Accidents du travail : un scandale français

Plus de 600 000 personnes ont été victimes d’un accident du travail en France en 2021, un fléau qui a coûté la vie à près de 700 d’entre elles. Cette "hécatombe invisible" fait de notre pays le plus mauvais élève européen

Plus de 600 000 personnes ont été victimes d’un accident du travail en France en 2021, un fléau qui a coûté la vie à près de 700 d’entre elles. Cette "hécatombe invisible" fait de notre pays le plus mauvais élève européen

Photo Rémi WAFFLART - Maxppp

Plus de 600 000 personnes ont été victimes d’un accident du travail en France en 2021, un fléau qui a coûté la vie à près de 700 d’entre elles

"Assassin", "imposteur". Le 13 février dernier, lors de l’examen à l’Assemblée du projet de réforme des retraites, le député des Hauts-de-Seine Aurélien Saintoul qualifiait en ces termes le ministre du Travail Olivier Dussopt. L’élu l’accusait d’avoir "menti" sur l’évolution du nombre de morts au travail ces dernières années.

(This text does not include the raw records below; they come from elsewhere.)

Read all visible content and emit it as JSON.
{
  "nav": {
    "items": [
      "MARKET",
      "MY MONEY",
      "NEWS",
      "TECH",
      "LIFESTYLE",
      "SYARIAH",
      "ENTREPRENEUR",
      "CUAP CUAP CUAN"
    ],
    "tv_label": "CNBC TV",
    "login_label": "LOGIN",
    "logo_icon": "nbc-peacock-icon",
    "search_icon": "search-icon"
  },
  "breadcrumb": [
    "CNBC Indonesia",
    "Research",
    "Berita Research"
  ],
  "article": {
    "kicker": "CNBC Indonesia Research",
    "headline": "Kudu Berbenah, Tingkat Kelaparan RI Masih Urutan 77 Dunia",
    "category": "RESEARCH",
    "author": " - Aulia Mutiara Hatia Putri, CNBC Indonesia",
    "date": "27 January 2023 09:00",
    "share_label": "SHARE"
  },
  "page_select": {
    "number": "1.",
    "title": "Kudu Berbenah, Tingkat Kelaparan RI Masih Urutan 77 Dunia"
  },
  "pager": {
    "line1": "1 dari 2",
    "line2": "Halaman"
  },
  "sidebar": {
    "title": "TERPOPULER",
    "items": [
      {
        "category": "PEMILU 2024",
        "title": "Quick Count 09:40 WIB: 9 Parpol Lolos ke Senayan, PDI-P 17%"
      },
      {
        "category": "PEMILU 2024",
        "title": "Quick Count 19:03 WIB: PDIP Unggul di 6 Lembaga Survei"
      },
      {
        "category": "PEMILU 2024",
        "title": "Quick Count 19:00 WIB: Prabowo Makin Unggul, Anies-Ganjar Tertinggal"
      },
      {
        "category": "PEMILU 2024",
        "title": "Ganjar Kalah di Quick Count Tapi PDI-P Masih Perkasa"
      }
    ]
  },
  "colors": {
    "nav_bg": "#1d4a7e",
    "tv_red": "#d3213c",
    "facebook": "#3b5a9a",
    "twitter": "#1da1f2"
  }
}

Le ministre avait évoqué des chiffres "relativement stables", parlait de "650 décès par an au travail". Des chiffres qui collent à ceux de l’Assurance maladie pour l’année 2021 mais qui n’incluent pas certains accidents de trajets ou les maladies professionnelles, qui portent le nombre de décès à 1 164 (voir notre infographie).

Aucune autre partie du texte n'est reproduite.